Common types of multiple relationships

Polyamory: The philosophy and practice of loving more than one person at a time with honesty and integrity. The emphasis is on intimacy and can include both emotional and sexual relationships.

Cheating / Affair: A situation in which not all parties are willing or informed participants in multiple relationships.

Swinging: Most frequently involves clubs and parties where the emphasis is on recreational sex. Often couples in an emotional relationship will engage in swinging together.

Casual or recreational sex: Sex which does not occur within the bounds of an ongoing intimate relationship.

Relationship structures

V: Involves a person in a relationship with two others who are themselves not in a relationship with each other. The central person in a V is usually referred to as the ‘hinge’ of the V.

Triad: Three people in equal relationship with each other.

Quad: Four people in equal relationship with each other.

Polyfidelity: Sometimes called ‘group marriage’, where three or more people will enter into an agreement to be sexually and/or emotionally faithful to the people within the group. New lovers must get the approval of and commit themselves to the entire group before being admitted.

Open relationship: Usually refers to a central pair with a deep or primary emotional commitment to each other, who openly engage in other relationships outside the central one.
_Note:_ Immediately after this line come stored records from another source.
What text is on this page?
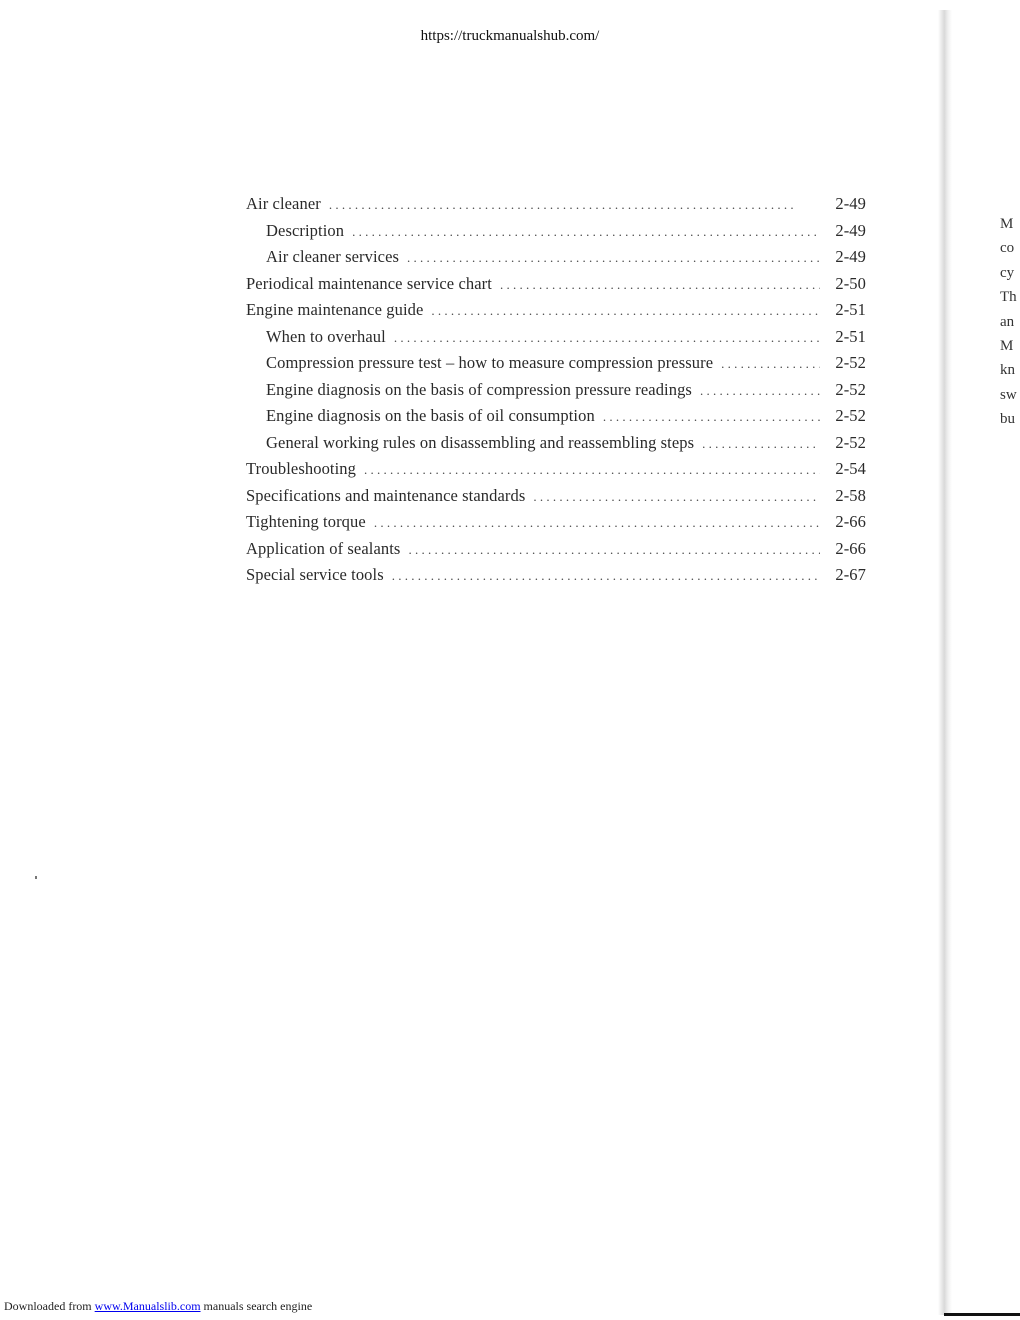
https://truckmanualshub.com/
Air cleaner . . .	2-49
Description . . .	2-49
Air cleaner services . . .	2-49
Periodical maintenance service chart . . .	2-50
Engine maintenance guide . . .	2-51
When to overhaul . . .	2-51
Compression pressure test – how to measure compression pressure . . .	2-52
Engine diagnosis on the basis of compression pressure readings . . .	2-52
Engine diagnosis on the basis of oil consumption . . .	2-52
General working rules on disassembling and reassembling steps . . .	2-52
Troubleshooting . . .	2-54
Specifications and maintenance standards . . .	2-58
Tightening torque . . .	2-66
Application of sealants . . .	2-66
Special service tools . . .	2-67
M
co
cy
Th
an
M
kn
sw
bu
Downloaded from www.Manualslib.com manuals search engine
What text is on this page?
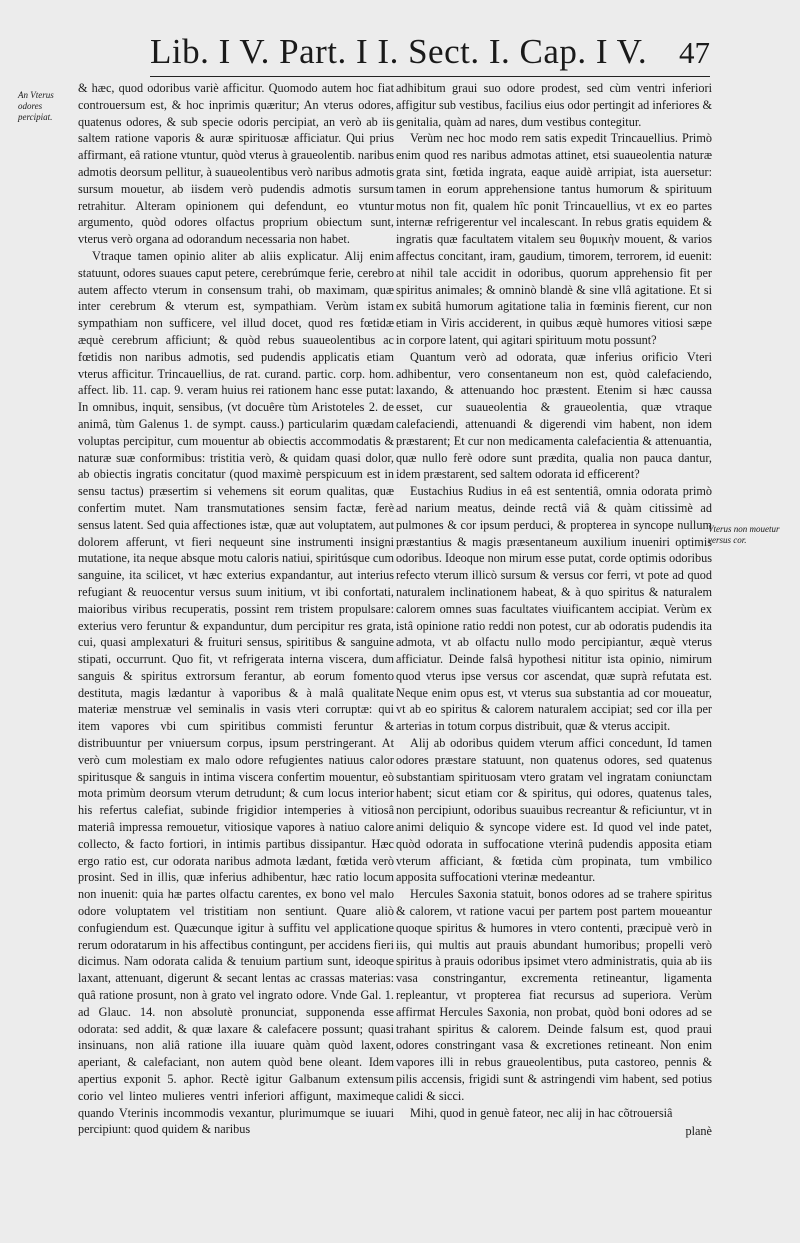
Lib. I V. Part. I I. Sect. I. Cap. I V. 47
An Vterus odores percipiat.
Vterus non mouetur versus cor.

& hæc, quod odoribus variè afficitur. Quomodo autem hoc fiat controuersum est, & hoc inprimis quæritur; An vterus odores, quatenus odores, & sub specie odoris percipiat, an verò ab iis saltem ratione vaporis & auræ spirituosæ afficiatur. Qui prius affirmant, eâ ratione vtuntur, quòd vterus à graueolentib. naribus admotis deorsum pellitur, à suaueolentibus verò naribus admotis sursum mouetur, ab iisdem verò pudendis admotis sursum retrahitur. Alteram opinionem qui defendunt, eo vtuntur argumento, quòd odores olfactus proprium obiectum sunt, vterus verò organa ad odorandum necessaria non habet.

Vtraque tamen opinio aliter ab aliis explicatur. Alij enim statuunt, odores suaues caput petere, cerebrúmque ferie, cerebro autem affecto vterum in consensum trahi, ob maximam, quæ inter cerebrum & vterum est, sympathiam. Verùm istam sympathiam non sufficere, vel illud docet, quod res fœtidæ æquè cerebrum afficiunt; & quòd rebus suaueolentibus ac fœtidis non naribus admotis, sed pudendis applicatis etiam vterus afficitur. Trincauellius, de rat. curand. partic. corp. hom. affect. lib. 11. cap. 9. veram huius rei rationem hanc esse putat: In omnibus, inquit, sensibus, (vt docuêre tùm Aristoteles 2. de animâ, tùm Galenus 1. de sympt. causs.) particularim quædam voluptas percipitur, cum mouentur ab obiectis accommodatis & naturæ suæ conformibus: tristitia verò, & quidam quasi dolor, ab obiectis ingratis concitatur (quod maximè perspicuum est in sensu tactus) præsertim si vehemens sit eorum qualitas, quæ confertim mutet. Nam transmutationes sensim factæ, ferè sensus latent. Sed quia affectiones istæ, quæ aut voluptatem, aut dolorem afferunt, vt fieri nequeunt sine instrumenti insigni mutatione, ita neque absque motu caloris natiui, spiritúsque cum sanguine, ita scilicet, vt hæc exterius expandantur, aut interius refugiant & reuocentur versus suum initium, vt ibi confortati, maioribus viribus recuperatis, possint rem tristem propulsare: exterius vero feruntur & expanduntur, dum percipitur res grata, cui, quasi amplexaturi & fruituri sensus, spiritibus & sanguine stipati, occurrunt. Quo fit, vt refrigerata interna viscera, dum sanguis & spiritus extrorsum ferantur, ab eorum fomento destituta, magis lædantur à vaporibus & à malâ qualitate materiæ menstruæ vel seminalis in vasis vteri corruptæ: qui item vapores vbi cum spiritibus commisti feruntur & distribuuntur per vniuersum corpus, ipsum perstringerant. At verò cum molestiam ex malo odore refugientes natiuus calor spiritusque & sanguis in intima viscera confertim mouentur, eò mota primùm deorsum vterum detrudunt; & cum locus interior his refertus calefiat, subinde frigidior intemperies à vitiosâ materiâ impressa remouetur, vitiosique vapores à natiuo calore collecto, & facto fortiori, in intimis partibus dissipantur. Hæc ergo ratio est, cur odorata naribus admota lædant, fœtida verò prosint. Sed in illis, quæ inferius adhibentur, hæc ratio locum non inuenit: quia hæ partes olfactu carentes, ex bono vel malo odore voluptatem vel tristitiam non sentiunt. Quare aliò confugiendum est. Quæcunque igitur à suffitu vel applicatione rerum odoratarum in his affectibus contingunt, per accidens fieri dicimus. Nam odorata calida & tenuium partium sunt, ideoque laxant, attenuant, digerunt & secant lentas ac crassas materias: quâ ratione prosunt, non à grato vel ingrato odore. Vnde Gal. 1. ad Glauc. 14. non absolutè pronunciat, supponenda esse odorata: sed addit, & quæ laxare & calefacere possunt; quasi insinuans, non aliâ ratione illa iuuare quàm quòd laxent, aperiant, & calefaciant, non autem quòd bene oleant. Idem apertius exponit 5. aphor. Rectè igitur Galbanum extensum corio vel linteo mulieres ventri inferiori affigunt, maximeque quando Vterinis incommodis vexantur, plurimumque se iuuari percipiunt: quod quidem & naribus

adhibitum graui suo odore prodest, sed cùm ventri inferiori affigitur sub vestibus, facilius eius odor pertingit ad inferiores & genitalia, quàm ad nares, dum vestibus contegitur.

Verùm nec hoc modo rem satis expedit Trincauellius. Primò enim quod res naribus admotas attinet, etsi suaueolentia naturæ grata sint, fœtida ingrata, eaque auidè arripiat, ista auersetur: tamen in eorum apprehensione tantus humorum & spirituum motus non fit, qualem hîc ponit Trincauellius, vt ex eo partes internæ refrigerentur vel incalescant. In rebus gratis equidem & ingratis quæ facultatem vitalem seu θυμικὴν mouent, & varios affectus concitant, iram, gaudium, timorem, terrorem, id euenit: at nihil tale accidit in odoribus, quorum apprehensio fit per spiritus animales; & omninò blandè & sine vllâ agitatione. Et si ex subitâ humorum agitatione talia in fœminis fierent, cur non etiam in Viris acciderent, in quibus æquè humores vitiosi sæpe in corpore latent, qui agitari spirituum motu possunt?

Quantum verò ad odorata, quæ inferius orificio Vteri adhibentur, vero consentaneum non est, quòd calefaciendo, laxando, & attenuando hoc præstent. Etenim si hæc caussa esset, cur suaueolentia & graueolentia, quæ vtraque calefaciendi, attenuandi & digerendi vim habent, non idem præstarent; Et cur non medicamenta calefacientia & attenuantia, quæ nullo ferè odore sunt prædita, qualia non pauca dantur, idem præstarent, sed saltem odorata id efficerent?

Eustachius Rudius in eâ est sententiâ, omnia odorata primò ad narium meatus, deinde rectâ viâ & quàm citissimè ad pulmones & cor ipsum perduci, & propterea in syncope nullum præstantius & magis præsentaneum auxilium inueniri optimis odoribus. Ideoque non mirum esse putat, corde optimis odoribus refecto vterum illicò sursum & versus cor ferri, vt pote ad quod naturalem inclinationem habeat, & à quo spiritus & naturalem calorem omnes suas facultates viuificantem accipiat. Verùm ex istâ opinione ratio reddi non potest, cur ab odoratis pudendis ita admota, vt ab olfactu nullo modo percipiantur, æquè vterus afficiatur. Deinde falsâ hypothesi nititur ista opinio, nimirum quod vterus ipse versus cor ascendat, quæ suprà refutata est. Neque enim opus est, vt vterus sua substantia ad cor moueatur, vt ab eo spiritus & calorem naturalem accipiat; sed cor illa per arterias in totum corpus distribuit, quæ & vterus accipit.

Alij ab odoribus quidem vterum affici concedunt, Id tamen odores præstare statuunt, non quatenus odores, sed quatenus substantiam spirituosam vtero gratam vel ingratam coniunctam habent; sicut etiam cor & spiritus, qui odores, quatenus tales, non percipiunt, odoribus suauibus recreantur & reficiuntur, vt in animi deliquio & syncope videre est. Id quod vel inde patet, quòd odorata in suffocatione vterinâ pudendis apposita etiam vterum afficiant, & fœtida cùm propinata, tum vmbilico apposita suffocationi vterinæ medeantur.

Hercules Saxonia statuit, bonos odores ad se trahere spiritus & calorem, vt ratione vacui per partem post partem moueantur quoque spiritus & humores in vtero contenti, præcipuè verò in iis, qui multis aut prauis abundant humoribus; propelli verò spiritus à prauis odoribus ipsimet vtero administratis, quia ab iis vasa constringantur, excrementa retineantur, ligamenta repleantur, vt propterea fiat recursus ad superiora. Verùm affirmat Hercules Saxonia, non probat, quòd boni odores ad se trahant spiritus & calorem. Deinde falsum est, quod praui odores constringant vasa & excretiones retineant. Non enim vapores illi in rebus graueolentibus, puta castoreo, pennis & pilis accensis, frigidi sunt & astringendi vim habent, sed potius calidi & sicci.

Mihi, quod in genuè fateor, nec alij in hac cõtrouersiâ

planè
It is the most positive term available in common parlance and is often used by people who haven’t heard the term ‘polyamory’.

Partner: This term can mean many different things and it is worth getting clarification from the individual for their personal meaning.

Life partner: Usually refers to someone with whom one has a deep emotional commitment and anticipates sharing one’s entire life with; someone one will consult about day-to-day and significant decisions.

Primary partner: The most significant relationship(s). Primary partners may live together, share day-to-day tasks, make most major decisions together, and will usually be deeply sexually and emotionally intimate. There is often an understanding (not always verbalised) that other relationships are not allowed to threaten a primary. In some poly communities there is a strong tradition of one primary partner and multiple secondary partners; in other communities there is an acceptance of more than one primary.

Sexual friend/friend-with-benefits: A person with whom one has an ongoing friendship and with whom one will occasionally have sex, but whom one has no intention of developing a more serious relationship.

Fuck buddy: A person with whom one primarily has a sexual relationship. Relationship agreement: An understanding, reached through discussion and negotiation, about what behaviours are / aren’t acceptable for partners to engage in within and without the relationship.


Note: this is a brief explanation of a few of the most common terms; a full explanation of BDSM requires a separate document.

BDSM: Bondage, Discipline, Domination-Submission, and Sado-Masochism. Role-playing activity, often but not exclusively sexual in nature.

Top/Dom(me): The person who adopts the dominant role in BDSM play.

Bottom/Sub: The person who adopts the passive role in BDSM play.

Play, playing: This term can mean a variety of things. It can refer to BDSM or role-playing, to casual sex, and to sexual play which does not lead to intercourse.